Being simpleminded, I gravitated toward simplicity, as exemplified by the Level keirin bike, the Boo Glissando and the English Cycles time-trial bike, which we named best in show shortly after noon on Saturday.

This last really has to be seen up close to be believed, as photos don’t do it justice. Rob English is a time trialist, a two-time winner of the Oregon state championship, and his considerable talent and ingenuity were clearly focused by his love for the discipline.

Once we’d wrapped up the awards, I took another refresher course, this one in bullshitting. It’s easy to bullshit over the Innertubes or in a magazine column, but improvising chin music on the fly takes practice, which I was out of. So I spent the rest of the show chatting up a number of old friends and colleagues, and that’s probably how I contracted the Snotlocker Surprise.

Damn the white man anyway.

Public service announcement

October 24, 2012

I don’t often make pitches like this, but a friend and colleague finds himself in something of a financial hole and I’d like to help some other friends throw him a long green rope.

Patrick Brady, the guiding light behind the website Red Kite Prayer, provided space and funds to Charles Pelkey and John Wilcockson last year when they found themselves abruptly double-flatted with no spares in three-legged-pit-bull country. Now Padraig himself is in something of a pickle, having kissed the planet at speed and, as a consequence, incurred some medical bills to which the insurance company is giving the old ho ho ho.

Long story short, another friend is soliciting small donations on Padraig’s behalf — basically, the equivalent of a tasty microbrew that one might buy for a riding buddy — and if you feel moved to kick in a fin or two I will see to it that he personally kisses you on the lips once his lips are more or less back where they belong. That is all.

Sky high

July 9, 2012

Wow. Bradley Wiggins and Chris Froome crushed it today in the Tour’s first big time trial, opening up a 10-gallon-can of whup-ass on Cadel Evans and everyone else — including El Fabuloso, Fabian Cancellara, who must be pinching himself to see whether he’s still asleep and having a nightmare.
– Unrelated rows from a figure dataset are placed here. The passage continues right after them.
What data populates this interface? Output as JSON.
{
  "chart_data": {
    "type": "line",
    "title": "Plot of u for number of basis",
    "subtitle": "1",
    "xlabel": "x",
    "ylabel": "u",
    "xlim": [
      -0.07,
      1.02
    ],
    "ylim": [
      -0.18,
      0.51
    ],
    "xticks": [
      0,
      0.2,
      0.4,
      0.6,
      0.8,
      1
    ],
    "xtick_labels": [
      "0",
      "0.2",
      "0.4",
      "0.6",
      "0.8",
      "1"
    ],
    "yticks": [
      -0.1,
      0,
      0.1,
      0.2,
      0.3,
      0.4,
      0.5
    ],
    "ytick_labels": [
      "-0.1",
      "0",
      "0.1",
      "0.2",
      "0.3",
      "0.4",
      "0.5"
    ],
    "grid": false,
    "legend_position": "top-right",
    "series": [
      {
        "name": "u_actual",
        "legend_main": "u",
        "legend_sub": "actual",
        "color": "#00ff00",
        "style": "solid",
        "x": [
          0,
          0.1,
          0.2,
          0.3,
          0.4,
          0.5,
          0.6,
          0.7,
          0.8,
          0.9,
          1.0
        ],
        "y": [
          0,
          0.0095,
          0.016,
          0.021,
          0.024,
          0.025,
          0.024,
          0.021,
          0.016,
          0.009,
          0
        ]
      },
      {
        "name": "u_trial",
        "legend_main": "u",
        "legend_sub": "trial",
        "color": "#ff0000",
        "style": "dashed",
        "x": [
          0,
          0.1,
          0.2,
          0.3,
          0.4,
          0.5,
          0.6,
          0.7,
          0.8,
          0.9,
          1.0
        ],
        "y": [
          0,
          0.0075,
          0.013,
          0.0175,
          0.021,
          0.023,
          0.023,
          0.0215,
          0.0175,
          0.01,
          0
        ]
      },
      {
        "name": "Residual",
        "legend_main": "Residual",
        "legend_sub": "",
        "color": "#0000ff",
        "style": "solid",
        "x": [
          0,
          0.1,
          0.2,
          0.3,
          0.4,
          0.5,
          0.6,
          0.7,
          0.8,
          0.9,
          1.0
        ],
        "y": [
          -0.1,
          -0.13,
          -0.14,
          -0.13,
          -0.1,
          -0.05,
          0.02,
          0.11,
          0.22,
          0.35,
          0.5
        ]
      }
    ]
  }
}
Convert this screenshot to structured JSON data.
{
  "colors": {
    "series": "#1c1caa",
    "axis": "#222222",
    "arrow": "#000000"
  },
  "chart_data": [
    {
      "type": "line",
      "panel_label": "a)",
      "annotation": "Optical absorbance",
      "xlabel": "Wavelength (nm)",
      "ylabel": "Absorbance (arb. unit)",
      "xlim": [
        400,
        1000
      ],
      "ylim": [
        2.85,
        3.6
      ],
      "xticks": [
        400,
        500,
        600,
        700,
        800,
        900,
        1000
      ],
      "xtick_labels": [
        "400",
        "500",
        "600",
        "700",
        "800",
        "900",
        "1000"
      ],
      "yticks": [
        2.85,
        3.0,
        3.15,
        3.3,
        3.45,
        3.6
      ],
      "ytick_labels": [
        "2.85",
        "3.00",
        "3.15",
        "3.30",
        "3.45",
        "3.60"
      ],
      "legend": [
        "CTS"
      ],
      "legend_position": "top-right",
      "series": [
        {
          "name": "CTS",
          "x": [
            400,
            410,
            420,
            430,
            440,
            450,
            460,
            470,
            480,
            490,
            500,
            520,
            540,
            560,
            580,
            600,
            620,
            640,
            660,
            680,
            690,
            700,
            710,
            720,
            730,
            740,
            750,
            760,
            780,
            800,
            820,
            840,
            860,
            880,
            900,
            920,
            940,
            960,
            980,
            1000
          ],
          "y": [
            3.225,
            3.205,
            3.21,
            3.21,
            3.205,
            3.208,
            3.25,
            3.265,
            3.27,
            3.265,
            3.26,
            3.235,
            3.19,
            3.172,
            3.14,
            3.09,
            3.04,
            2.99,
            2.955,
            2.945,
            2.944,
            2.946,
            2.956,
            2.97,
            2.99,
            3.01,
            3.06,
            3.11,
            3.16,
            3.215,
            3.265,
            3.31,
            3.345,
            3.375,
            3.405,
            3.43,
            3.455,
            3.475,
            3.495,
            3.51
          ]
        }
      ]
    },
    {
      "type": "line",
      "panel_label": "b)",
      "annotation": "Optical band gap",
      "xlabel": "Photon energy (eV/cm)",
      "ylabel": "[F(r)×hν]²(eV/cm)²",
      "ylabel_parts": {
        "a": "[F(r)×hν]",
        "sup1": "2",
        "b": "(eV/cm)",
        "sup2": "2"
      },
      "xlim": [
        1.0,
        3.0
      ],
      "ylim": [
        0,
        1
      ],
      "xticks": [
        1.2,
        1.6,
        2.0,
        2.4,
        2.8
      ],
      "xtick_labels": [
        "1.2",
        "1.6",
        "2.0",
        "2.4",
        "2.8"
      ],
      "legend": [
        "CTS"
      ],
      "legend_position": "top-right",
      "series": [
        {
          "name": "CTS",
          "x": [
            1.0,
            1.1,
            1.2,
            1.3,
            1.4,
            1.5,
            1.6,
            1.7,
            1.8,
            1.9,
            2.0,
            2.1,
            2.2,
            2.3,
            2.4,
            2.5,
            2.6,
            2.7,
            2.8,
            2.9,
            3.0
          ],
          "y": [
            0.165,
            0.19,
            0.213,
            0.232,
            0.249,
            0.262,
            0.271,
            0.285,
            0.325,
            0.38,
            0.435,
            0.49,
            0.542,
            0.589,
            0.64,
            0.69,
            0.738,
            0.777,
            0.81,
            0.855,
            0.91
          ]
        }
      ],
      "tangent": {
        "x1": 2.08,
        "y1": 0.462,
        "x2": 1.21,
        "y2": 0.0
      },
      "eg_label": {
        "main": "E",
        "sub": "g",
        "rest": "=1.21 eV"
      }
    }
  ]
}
I was over at Red Kite Prayer, helping Charles “Live Update Guy” Pelkey track the race for our friends sentenced to cubicle farms worldwide, and we had a record haul in terms of contributions to the tip jar— in no small part to some silly little hooter logged on as Two700c, who complained about “politics” being injected into the play-by-play (oddly enough, it was one of our least political live updates ever).

Two700c slagged me in a snippy note to Charles, which goes to show you that not even the anonymity of the Internet is comfort enough for at least one timid Tea Bagger. Still, I feel obliged to thank him for helping us rake in a pile of coin. I’ll be donating a portion of the proceeds to the Democratic Socialists of America.

If you’re not already joining us for the daily live updates, swing on by. Always room for another pinko in the Party photo.

But it’s not all politics, all the time. Today, for example, I reprised one of my favorite National Lampoon covers to urge readers to contribute to the Cause.

If you don’t support this website, we’ll kill this dog.